Bear Hug
A bear hug is an offer to buy a publicly listed company at a significant premium to the market price of its shares. It is an acquisition strategy designed to appeal to the target company's shareholders. Bear hugs are used to pressure a reluctant company's board to accept the bid or risk upsetting its shareholders. Unsolicited in nature, a bear hug bidder makes it difficult for the target's board to refuse by offering a price well above the pursued company's market value.
Bear Hug
Definition
A bear hug refers to the acquisition of a publicly traded company at a price significantly higher than its market stock price. This is a strategy aimed at attracting the target company's shareholders. A bear hug is used to pressure a reluctant company's board of directors to accept the acquisition offer, or risk angering its shareholders. As an unsolicited offer, the bear hug bidder offers a price far above the target company's market value, making it difficult for the board to refuse.
Origin
The term bear hug originated in the United States in the 1980s, a period marked by frequent corporate mergers and acquisitions. As some company boards were unwilling to accept acquisition offers, bidders began using this high-premium strategy to force the target company to accept the acquisition.
Categories and Characteristics
Bear hugs can be classified into friendly bear hugs and hostile bear hugs. A friendly bear hug occurs when the bidder and the target company's board reach an agreement and cooperate to complete the acquisition. A hostile bear hug, on the other hand, occurs when the bidder directly makes a high-premium offer to the shareholders despite opposition from the target company's board.

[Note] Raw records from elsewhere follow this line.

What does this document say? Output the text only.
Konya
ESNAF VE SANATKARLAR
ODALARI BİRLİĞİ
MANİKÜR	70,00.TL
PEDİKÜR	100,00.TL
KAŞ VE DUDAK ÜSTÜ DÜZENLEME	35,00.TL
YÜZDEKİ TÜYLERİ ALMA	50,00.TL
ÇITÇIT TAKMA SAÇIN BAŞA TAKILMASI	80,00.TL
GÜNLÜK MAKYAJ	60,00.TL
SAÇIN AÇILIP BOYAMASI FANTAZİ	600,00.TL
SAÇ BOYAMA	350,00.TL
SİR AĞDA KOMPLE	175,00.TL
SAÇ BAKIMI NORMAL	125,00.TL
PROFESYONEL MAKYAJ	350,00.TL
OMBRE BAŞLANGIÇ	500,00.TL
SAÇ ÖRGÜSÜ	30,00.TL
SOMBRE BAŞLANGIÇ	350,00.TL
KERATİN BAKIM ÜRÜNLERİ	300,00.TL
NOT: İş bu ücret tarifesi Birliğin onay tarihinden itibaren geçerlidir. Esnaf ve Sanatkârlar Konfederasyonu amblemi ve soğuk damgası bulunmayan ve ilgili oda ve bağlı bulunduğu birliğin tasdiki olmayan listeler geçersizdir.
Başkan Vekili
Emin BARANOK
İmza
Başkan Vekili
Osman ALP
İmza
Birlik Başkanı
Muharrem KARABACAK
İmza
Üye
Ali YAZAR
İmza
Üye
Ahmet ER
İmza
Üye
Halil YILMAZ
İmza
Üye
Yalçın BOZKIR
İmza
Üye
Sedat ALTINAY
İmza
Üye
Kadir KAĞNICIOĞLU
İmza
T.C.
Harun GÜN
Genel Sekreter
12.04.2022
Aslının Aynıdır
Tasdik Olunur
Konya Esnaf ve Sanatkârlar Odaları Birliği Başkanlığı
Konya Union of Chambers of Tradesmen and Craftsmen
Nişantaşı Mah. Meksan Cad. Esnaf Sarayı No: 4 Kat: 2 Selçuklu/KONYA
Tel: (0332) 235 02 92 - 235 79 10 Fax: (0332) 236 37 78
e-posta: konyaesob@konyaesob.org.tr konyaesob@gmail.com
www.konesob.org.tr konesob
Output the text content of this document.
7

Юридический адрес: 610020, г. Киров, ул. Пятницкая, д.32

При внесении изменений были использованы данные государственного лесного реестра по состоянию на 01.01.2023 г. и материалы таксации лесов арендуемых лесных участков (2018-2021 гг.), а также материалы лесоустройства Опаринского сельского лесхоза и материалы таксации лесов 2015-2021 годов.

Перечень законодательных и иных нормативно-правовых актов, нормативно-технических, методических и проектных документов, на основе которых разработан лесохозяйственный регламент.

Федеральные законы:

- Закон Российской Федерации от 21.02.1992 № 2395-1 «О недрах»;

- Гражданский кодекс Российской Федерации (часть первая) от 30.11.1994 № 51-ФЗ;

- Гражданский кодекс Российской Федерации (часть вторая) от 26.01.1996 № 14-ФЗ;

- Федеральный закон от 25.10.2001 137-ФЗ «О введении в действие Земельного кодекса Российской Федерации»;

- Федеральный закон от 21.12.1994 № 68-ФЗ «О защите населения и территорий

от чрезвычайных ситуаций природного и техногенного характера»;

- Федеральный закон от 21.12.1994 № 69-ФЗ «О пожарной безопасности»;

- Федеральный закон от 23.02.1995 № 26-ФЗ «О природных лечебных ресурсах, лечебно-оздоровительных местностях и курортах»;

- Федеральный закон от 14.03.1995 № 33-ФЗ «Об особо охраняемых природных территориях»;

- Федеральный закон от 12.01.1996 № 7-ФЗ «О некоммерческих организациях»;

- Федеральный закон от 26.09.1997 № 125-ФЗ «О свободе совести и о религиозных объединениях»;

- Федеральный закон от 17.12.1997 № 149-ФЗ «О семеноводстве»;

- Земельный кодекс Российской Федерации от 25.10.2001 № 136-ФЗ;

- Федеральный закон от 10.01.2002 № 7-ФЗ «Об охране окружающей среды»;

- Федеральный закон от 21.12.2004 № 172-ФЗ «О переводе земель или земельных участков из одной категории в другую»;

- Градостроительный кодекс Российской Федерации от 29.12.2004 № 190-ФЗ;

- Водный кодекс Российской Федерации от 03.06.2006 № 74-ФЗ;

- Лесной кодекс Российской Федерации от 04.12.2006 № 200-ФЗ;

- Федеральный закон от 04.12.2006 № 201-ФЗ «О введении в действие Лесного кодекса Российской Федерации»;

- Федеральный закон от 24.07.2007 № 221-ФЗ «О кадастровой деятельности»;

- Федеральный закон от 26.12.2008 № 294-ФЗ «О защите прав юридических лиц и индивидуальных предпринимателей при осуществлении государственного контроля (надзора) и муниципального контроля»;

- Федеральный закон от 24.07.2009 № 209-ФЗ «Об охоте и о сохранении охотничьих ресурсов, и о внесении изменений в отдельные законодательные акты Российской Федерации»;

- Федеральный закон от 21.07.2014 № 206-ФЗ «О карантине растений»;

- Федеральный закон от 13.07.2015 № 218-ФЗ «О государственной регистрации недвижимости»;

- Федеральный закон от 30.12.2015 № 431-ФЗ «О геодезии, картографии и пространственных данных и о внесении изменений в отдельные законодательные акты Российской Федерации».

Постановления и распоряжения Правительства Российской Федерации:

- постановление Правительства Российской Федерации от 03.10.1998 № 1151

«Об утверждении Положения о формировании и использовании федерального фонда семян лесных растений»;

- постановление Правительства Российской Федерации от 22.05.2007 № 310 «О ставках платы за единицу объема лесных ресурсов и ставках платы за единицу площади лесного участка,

The main characteristics of a bear hug include: high premium, direct offer to shareholders, and pressure on the board. Its advantages are the ability to quickly gain shareholder support, while its disadvantages include high costs and potential legal and regulatory issues.
Case Studies
Case 1: In 2008, Microsoft made an offer to acquire Yahoo for $31 per share, totaling $44.6 billion, a price significantly higher than Yahoo's market price at the time. Although Yahoo's board initially rejected the offer, multiple negotiations took place due to shareholder pressure.
Case 2: In 2014, Valeant Pharmaceuticals made an offer to acquire Allergan for $180 per share, also significantly higher than Allergan's market price. Despite opposition from Allergan's board, Allergan was eventually acquired by another company, Actavis, under shareholder pressure.
Common Questions
1. What is the difference between a bear hug and a regular acquisition?
The key difference is that a bear hug involves a high premium and a direct offer to shareholders, whereas a regular acquisition typically involves negotiations with the board.
2. Is a bear hug guaranteed to succeed?
Not necessarily. While a high premium can attract shareholders, a bear hug may fail if the target company's board and management strongly oppose it or if there are better acquisition offers.